DIVISION OF MEDICAL ASSISTANCE AND HEALTH SERVICES and SOMERSET COUNTY BOARD
OF SOCIAL SERVICES, Respondents-Respondents.
No. A-5086-12T1.
Superior Court of New Jersey, Appellate Division.
Submitted December 17, 2014.
Decided September 15, 2015.
[EDITOR'S NOTE: This case is unpublished as indicated by the issuing court.]
On appeal from the Department of Human Services, Division of Medical
Assistance and Health Services. Before Judges Fuentes and O'Connor.
M.B.-M., appellant pro se.
John J. Hoffman, Acting Attorney General, attorney for respondent Division of Medical Assistance and Health Services (Melissa H. Raksa, Assistant
Attorney General, of counsel; Molly Moynihan, Deputy Attorney General, on the brief).
PER CURIAM.
M.B.-M., the daughter of decedent G.B., appeals from the final agency determination of the Director of the Division of Medical Assistance and
Health Services (Director), imposing an
Page 2 asset transfer penalty of $27,320.29 against the estate of G.B. for selling her home to family members for less than fair market value during the time when G.B. was an institutionalized individual. This penalty determination was based on G.B. receiving Medicaid assistance in the form of thirty hours of in-home caregiver services, making her the legal equivalent of an institutionalized individual during the relevant time period. G.B. died on
January 28, 2013.
The Director's decision was based, in part, on the Initial Decision issued by an Administrative Law Judge (ALJ) who conducted hearings at which appellant appeared pro se as decedent's daughter and representative pursuant to N.J.A.C. 1:10B-5.1 and N.J.A.C. 1:1-5.4. The Director concurred with the
ALJ's finding that the transfer of G.B.'s home to appellant was subject to the penalty. However, the Director reversed the ALJ's decision to exempt from the penalty $42,000 of the transfer "due to the 'caregiver exemption' under N.J.A.C. 10:71-4.10(d)(4)."
Appellant argues the Director erred in not finding she was exempt from this penalty under the "caregiver exemption" provision in N.J.A.C.
10:71-4.10(d)(4).
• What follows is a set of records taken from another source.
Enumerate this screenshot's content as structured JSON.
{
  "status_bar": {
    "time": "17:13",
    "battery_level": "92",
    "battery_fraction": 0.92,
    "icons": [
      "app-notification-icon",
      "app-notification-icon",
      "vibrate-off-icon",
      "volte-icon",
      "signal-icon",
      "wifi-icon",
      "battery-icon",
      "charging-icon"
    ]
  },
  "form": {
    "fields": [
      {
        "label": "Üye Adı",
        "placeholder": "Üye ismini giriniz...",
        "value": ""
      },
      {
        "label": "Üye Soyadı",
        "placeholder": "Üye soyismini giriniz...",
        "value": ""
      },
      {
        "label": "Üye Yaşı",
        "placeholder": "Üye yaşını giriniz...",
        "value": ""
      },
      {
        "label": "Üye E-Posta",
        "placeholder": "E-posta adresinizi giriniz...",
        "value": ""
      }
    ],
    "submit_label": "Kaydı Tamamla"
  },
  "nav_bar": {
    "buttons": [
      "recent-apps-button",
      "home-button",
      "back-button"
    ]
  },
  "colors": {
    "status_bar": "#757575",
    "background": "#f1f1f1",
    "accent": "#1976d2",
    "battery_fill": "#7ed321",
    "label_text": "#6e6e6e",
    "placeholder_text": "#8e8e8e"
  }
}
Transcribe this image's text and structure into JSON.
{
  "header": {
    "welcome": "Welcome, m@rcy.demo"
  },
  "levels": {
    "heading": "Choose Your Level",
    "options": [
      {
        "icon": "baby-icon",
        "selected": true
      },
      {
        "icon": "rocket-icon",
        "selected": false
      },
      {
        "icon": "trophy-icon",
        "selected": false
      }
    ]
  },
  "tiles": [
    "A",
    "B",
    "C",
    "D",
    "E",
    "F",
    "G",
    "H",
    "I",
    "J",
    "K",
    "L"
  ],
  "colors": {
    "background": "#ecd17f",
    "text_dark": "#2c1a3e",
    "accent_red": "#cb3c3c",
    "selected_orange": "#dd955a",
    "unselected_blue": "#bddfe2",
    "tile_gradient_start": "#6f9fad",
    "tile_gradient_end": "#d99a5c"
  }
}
Even if we were to reject this argument, appellant argues her mother did not sell her home to her "at a reduced amount." After reviewing the record and applying the relevant standards of review, we discern no legal basis to interfere with the Director's decision.
In 1991, G.B. began receiving benefits from the Division of Medical
Assistance and Health Services (DMAHS) through the Community Care Program for the Elderly and Disabled (CCPED), a Medicaid waiver program that provides additional services to enable eligible individuals to remain in their homes. Without these services, these elderly and/or disabled persons would be placed in nursing homes or similar institutions. Because this was part of Medicaid, an individual receiving this assistance must meet certain financial eligibility criteria. As described by the Director, G.B. was able to receive these services and remain in her home "through a Home and
Community Based Services (HCBS) waiver program that provided additional services to help individuals who would otherwise be institutionalized remain in the community."
In this case, this determination was made by the Somerset County Board of
Social Services. N.J.A.C. 10:60-10.1(c). G.B. was deemed eligible to participate because she was sixty-five years or older and was financially eligible to receive Medicare benefits. N.J.A.C. 10:60-10.1(d)(1). G.B. was required to submit financial information to the Board of Social Services on a yearly basis to renew her eligibility status. In March 2012, the Board of Social Services was notified that G.B. had been placed in a hospice facility, the cost of which was not covered by the waiver provisions of the HCBS. However, G.B. was eligible to have hospice facility costs covered under the regular Medicaid program.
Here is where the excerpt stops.